Неожиданно воспоминания эти поблекли, утратили ясность и четкость. Выплыло и поглотило их странное облако, состоявшее из аромата жареной картошки со свининой. Он закрыл глаза и встряхнул головой: с чего бы это?.. Передвинулся ближе к бараку, чтобы голова снова оказалась в тени. Здесь пахло травой, влажными от росы камешками, червями и муравьями. В Малом бараке зашумели, кто-то спросил писклявым голосом:

– Кто им дал право требовать, чтобы элита, то есть класс, причем класс господствующий, отдал им власть?

– Помогая им бороться против самого же себя!

– Если им понадобились союзники из числа образованных болванов, почему не ищут их там, где они на виду, то есть среди солдат?.. Какая разница, итальянский это солдат или чей-нибудь еще? Ведь солдат – это машина, подручный материал, орудие, разве тут имеет значение национальность?
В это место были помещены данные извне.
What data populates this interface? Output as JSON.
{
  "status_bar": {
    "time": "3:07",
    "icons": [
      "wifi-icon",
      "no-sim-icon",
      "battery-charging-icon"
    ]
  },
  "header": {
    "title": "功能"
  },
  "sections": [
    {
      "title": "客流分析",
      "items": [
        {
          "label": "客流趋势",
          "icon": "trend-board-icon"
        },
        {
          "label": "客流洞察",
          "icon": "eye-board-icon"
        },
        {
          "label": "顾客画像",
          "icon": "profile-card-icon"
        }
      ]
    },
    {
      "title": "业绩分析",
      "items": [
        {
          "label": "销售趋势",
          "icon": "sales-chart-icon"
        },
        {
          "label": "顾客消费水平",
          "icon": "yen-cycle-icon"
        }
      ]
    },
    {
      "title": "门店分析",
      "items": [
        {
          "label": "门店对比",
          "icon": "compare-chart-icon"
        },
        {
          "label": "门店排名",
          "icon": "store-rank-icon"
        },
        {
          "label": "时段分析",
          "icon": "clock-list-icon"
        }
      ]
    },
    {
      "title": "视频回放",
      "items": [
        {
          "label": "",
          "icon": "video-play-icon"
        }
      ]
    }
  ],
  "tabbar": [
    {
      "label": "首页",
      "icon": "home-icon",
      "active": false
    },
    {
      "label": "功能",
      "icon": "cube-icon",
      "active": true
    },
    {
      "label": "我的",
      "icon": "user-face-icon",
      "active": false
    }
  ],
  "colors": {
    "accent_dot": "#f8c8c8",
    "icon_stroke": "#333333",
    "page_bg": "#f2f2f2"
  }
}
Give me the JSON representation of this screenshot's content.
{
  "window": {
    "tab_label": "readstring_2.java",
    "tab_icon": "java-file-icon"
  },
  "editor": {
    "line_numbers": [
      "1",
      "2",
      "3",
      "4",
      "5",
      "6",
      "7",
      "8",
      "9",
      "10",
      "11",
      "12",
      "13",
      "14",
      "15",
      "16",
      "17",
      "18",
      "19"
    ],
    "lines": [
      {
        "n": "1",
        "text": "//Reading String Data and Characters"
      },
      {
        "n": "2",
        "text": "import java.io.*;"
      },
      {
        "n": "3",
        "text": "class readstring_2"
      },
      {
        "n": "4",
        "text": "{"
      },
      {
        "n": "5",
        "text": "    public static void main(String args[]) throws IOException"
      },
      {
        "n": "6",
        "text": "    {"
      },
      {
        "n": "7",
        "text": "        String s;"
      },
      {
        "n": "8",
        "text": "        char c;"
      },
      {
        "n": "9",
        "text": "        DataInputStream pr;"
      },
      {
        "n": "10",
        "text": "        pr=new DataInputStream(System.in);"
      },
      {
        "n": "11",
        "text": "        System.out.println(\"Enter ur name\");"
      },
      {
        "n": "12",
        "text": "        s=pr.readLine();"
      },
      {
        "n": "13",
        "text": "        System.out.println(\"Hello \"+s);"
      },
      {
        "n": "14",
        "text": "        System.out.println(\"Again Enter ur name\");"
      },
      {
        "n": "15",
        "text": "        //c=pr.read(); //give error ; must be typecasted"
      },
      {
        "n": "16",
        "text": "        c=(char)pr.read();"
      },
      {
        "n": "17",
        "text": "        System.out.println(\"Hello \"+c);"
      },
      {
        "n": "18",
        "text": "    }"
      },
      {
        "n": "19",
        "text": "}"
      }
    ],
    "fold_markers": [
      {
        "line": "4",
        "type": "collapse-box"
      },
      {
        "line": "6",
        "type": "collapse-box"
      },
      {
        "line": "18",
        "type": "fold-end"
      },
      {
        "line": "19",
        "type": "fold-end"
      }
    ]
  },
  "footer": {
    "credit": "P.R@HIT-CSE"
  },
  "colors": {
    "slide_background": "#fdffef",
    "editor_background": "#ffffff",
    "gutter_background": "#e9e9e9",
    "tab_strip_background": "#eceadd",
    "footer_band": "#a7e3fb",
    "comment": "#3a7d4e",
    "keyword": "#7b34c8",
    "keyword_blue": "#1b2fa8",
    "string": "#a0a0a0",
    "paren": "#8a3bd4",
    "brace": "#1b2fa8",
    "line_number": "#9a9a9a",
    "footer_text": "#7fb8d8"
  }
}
– Не имеет, но следовало бы…

Гаго не слышал, что там следовало бы, снова пахнуло свининой вперемешку с какими-то еще ароматами. Преобладал то один, то другой, они сменялись, доносились вновь и вновь, будто, перекрывая гвалт, кто-то упорно взывал к нему едва различимыми голосами. Он открыл глаза и поднял голову. Окно над ним было распахнуто, поэтому так отчетливо слышался разговор. На гвозде, вбитом в наличник, висел солдатский котелок, из него распространялись запахи!.. Он не порожний, пустые котелки так не вешают, скорее всего, разогревали остатки пищи и теперь ждут, пока немного остынет.

Гаго привстал на колени – заглянуть. С коленей не поднялся, чтобы не увидели из окна, одним движением сдернул котелок с гвоздя и даже не почувствовал, что он горячий, ощущалась только тяжесть, сунул под широкую солдатскую гимнастерку, которая спускалась ему ниже коленей. Пригнувшись, добрался до угла и помчался к нужнику. Если окликнут, пусть, у него нет времени оглядываться. Он знал: третий вход свободен – столько всего скопилось там перед дверью и за ней, что никто другой, кроме него, войти не может.

Протиснулся боком, забрался в свое укрытие и заглянул в посудину. Ему показалось, чей-то глаз мягко, улыбчиво уставился на него желтыми ломтиками жареной картошки. Есть даже мелко нарезанное мясо, вначале нужно его обезопасить от погони. У Гаго потекли слюнки, возле ушей защелкало от слишком больших порций, заталкиваемых в рот, и он едва управлялся с ними. Жевать времени нет, ему казалось, что котелка хватились, слышен топот со стороны бараков. Пусть бегут, ему некогда думать об этом!.. Поняли, что он в нужнике, кинулись сюда. Теперь могут топать, поздно, мяса уже не осталось ни ломтика. Нет мяса, как и не бывало, всего пара кусочков да немного шкварок, ну а картошка-то, просто пальчики оближешь! Такой картошки, что поглаживает горло и сама проскальзывает внутрь, даже мать не умела готовить… Что-то беготни много, а до сих пор не явились – видно, хотят напугать его топотом. Кажется, вернулись, но стоит ему перестать жевать, прислушаться – и они затаиваются, даже голосов не слышно. Когда поймут, что он не там, где его ищут, и когда догадаются открыть пошире третью дверь, он уже опорожнит полкотелка и зашвырнет его в дерьмо, пускай ищут.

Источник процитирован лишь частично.